Loading the annotation dataset and trying to produce annotation to each row of the main dataset:

nisc = hl.read_table('file:///NISC.ht')
res = hl.struct(**{'AC': nisc[mt.row_key].info.AC[mt.a_index-1], 
                   'AF': nisc[mt.row_key].info.AF[mt.a_index-1]})

Now, if I trigger actual computation of the struct it fails:

res.collect()

Hail version: 0.2.63-cb767a7507c8
Error summary: HailException: array index out of bounds: index=1, length=1
----------
Python traceback:
  File "<ipython-input-7-b20bb2a7b3af>", line 1, in <module>
    res = hl.struct(**{'AC': nisc[mt.row_key].info.AC[mt.a_index-1],

How can I see which row fails here and why? I need to identify the row in NISC perhaps that gives the issue.

Maybe something like:

mt.filter_rows(hl.len(nisc[mt.row_key].info.AC) >= mt.a_index - 1)
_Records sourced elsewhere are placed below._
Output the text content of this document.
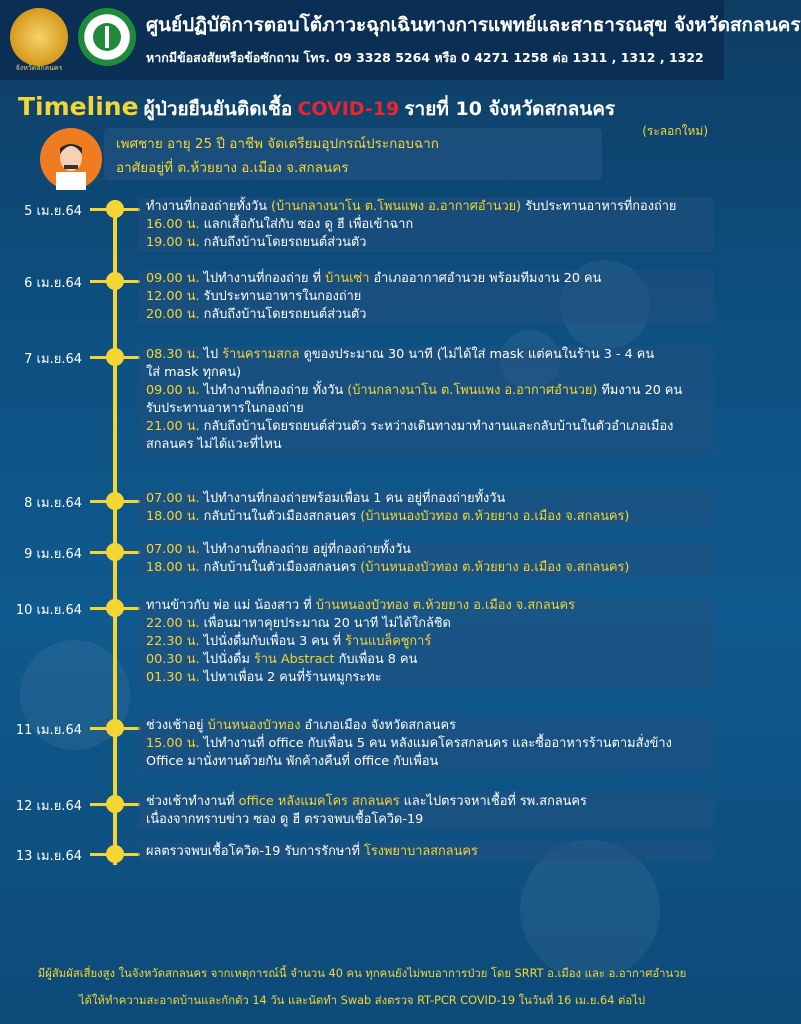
จังหวัดสกลนคร
ศูนย์ปฏิบัติการตอบโต้ภาวะฉุกเฉินทางการแพทย์และสาธารณสุข จังหวัดสกลนคร
หากมีข้อสงสัยหรือข้อซักถาม โทร. 09 3328 5264 หรือ 0 4271 1258 ต่อ 1311 , 1312 , 1322
Timeline ผู้ป่วยยืนยันติดเชื้อ COVID-19 รายที่ 10 จังหวัดสกลนคร
(ระลอกใหม่)
เพศชาย อายุ 25 ปี อาชีพ จัดเตรียมอุปกรณ์ประกอบฉาก
อาศัยอยู่ที่ ต.ห้วยยาง อ.เมือง จ.สกลนคร
5 เม.ย.64	ทำงานที่กองถ่ายทั้งวัน (บ้านกลางนาโน ต.โพนแพง อ.อากาศอำนวย) รับประทานอาหารที่กองถ่าย
16.00 น. แลกเสื้อกันใส่กับ ซอง ดู ฮี เพื่อเข้าฉาก
19.00 น. กลับถึงบ้านโดยรถยนต์ส่วนตัว
6 เม.ย.64	09.00 น. ไปทำงานที่กองถ่าย ที่ บ้านเซ่า อำเภออากาศอำนวย พร้อมทีมงาน 20 คน
12.00 น. รับประทานอาหารในกองถ่าย
20.00 น. กลับถึงบ้านโดยรถยนต์ส่วนตัว
7 เม.ย.64	08.30 น. ไป ร้านครามสกล ดูของประมาณ 30 นาที (ไม่ได้ใส่ mask แต่คนในร้าน 3 - 4 คน
ใส่ mask ทุกคน)
09.00 น. ไปทำงานที่กองถ่าย ทั้งวัน (บ้านกลางนาโน ต.โพนแพง อ.อากาศอำนวย) ทีมงาน 20 คน
รับประทานอาหารในกองถ่าย
21.00 น. กลับถึงบ้านโดยรถยนต์ส่วนตัว ระหว่างเดินทางมาทำงานและกลับบ้านในตัวอำเภอเมือง
สกลนคร ไม่ได้แวะที่ไหน
8 เม.ย.64	07.00 น. ไปทำงานที่กองถ่ายพร้อมเพื่อน 1 คน อยู่ที่กองถ่ายทั้งวัน
18.00 น. กลับบ้านในตัวเมืองสกลนคร (บ้านหนองบัวทอง ต.ห้วยยาง อ.เมือง จ.สกลนคร)
9 เม.ย.64	07.00 น. ไปทำงานที่กองถ่าย อยู่ที่กองถ่ายทั้งวัน
18.00 น. กลับบ้านในตัวเมืองสกลนคร (บ้านหนองบัวทอง ต.ห้วยยาง อ.เมือง จ.สกลนคร)
10 เม.ย.64	ทานข้าวกับ พ่อ แม่ น้องสาว ที่ บ้านหนองบัวทอง ต.ห้วยยาง อ.เมือง จ.สกลนคร
22.00 น. เพื่อนมาหาคุยประมาณ 20 นาที ไม่ได้ใกล้ชิด
22.30 น. ไปนั่งดื่มกับเพื่อน 3 คน ที่ ร้านแบล็คชูการ์
00.30 น. ไปนั่งดื่ม ร้าน Abstract กับเพื่อน 8 คน
01.30 น. ไปหาเพื่อน 2 คนที่ร้านหมูกระทะ
11 เม.ย.64	ช่วงเช้าอยู่ บ้านหนองบัวทอง อำเภอเมือง จังหวัดสกลนคร
15.00 น. ไปทำงานที่ office กับเพื่อน 5 คน หลังแมคโครสกลนคร และซื้ออาหารร้านตามสั่งข้าง
Office มานั่งทานด้วยกัน พักค้างคืนที่ office กับเพื่อน
12 เม.ย.64	ช่วงเช้าทำงานที่ office หลังแมคโคร สกลนคร และไปตรวจหาเชื้อที่ รพ.สกลนคร
เนื่องจากทราบข่าว ซอง ดู ฮี ตรวจพบเชื้อโควิด-19
13 เม.ย.64	ผลตรวจพบเชื้อโควิด-19 รับการรักษาที่ โรงพยาบาลสกลนคร
มีผู้สัมผัสเสี่ยงสูง ในจังหวัดสกลนคร จากเหตุการณ์นี้ จำนวน 40 คน ทุกคนยังไม่พบอาการป่วย โดย SRRT อ.เมือง และ อ.อากาศอำนวย
ได้ให้ทำความสะอาดบ้านและกักตัว 14 วัน และนัดทำ Swab ส่งตรวจ RT-PCR COVID-19 ในวันที่ 16 เม.ย.64 ต่อไป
to get a table of only the problematic ones?

1 Like

I faced an issue though. I am subsetting then NISC dataset later on:

mt_problem = mt.filter_rows(hl.len(nisc[mt.row_key].info.AC) >= mt.a_index - 1)
nisc_problem = nisc[mt_problem.row_key].info.AC

And what I see when I print it by using show() function is the following:

±--------------±----------------±-------------+
| locus | alleles | |
±--------------±----------------±-------------+
| locus | array | array |
±--------------±----------------±-------------+
| chr20:87623 | [“T”,“C”] | [8] |
| chr20:96321 | [“T”,“C”] | [241] |
| chr20:96372 | [“C”,“T”] | [5] |
| chr20:145508 | [“T”,“C”] | [6] |
| chr20:145514 | [“GCAAA”,“G”] | [49] |
| chr20:145572 | [“T”,“C”] | [2] |

When I take another non-problematic datset cidr and run the same functions with it the output is the same (same variant positions) which is wrong because it does not have any issues with it, it runs fine.

I have also counted the number of allegedly problematic rows of mt rows with cidr (which does not have any in reality) and it is 11034 while with nisc I see 4689. So, the query - mt.filter_rows(hl.len(nisc[mt.row_key].info.AC) >= mt.a_index - 1) - does not seem to return correct results.

I verified that the number of items in the AC are 1 and a_index is 1 in these cases, so these are not problematic rows.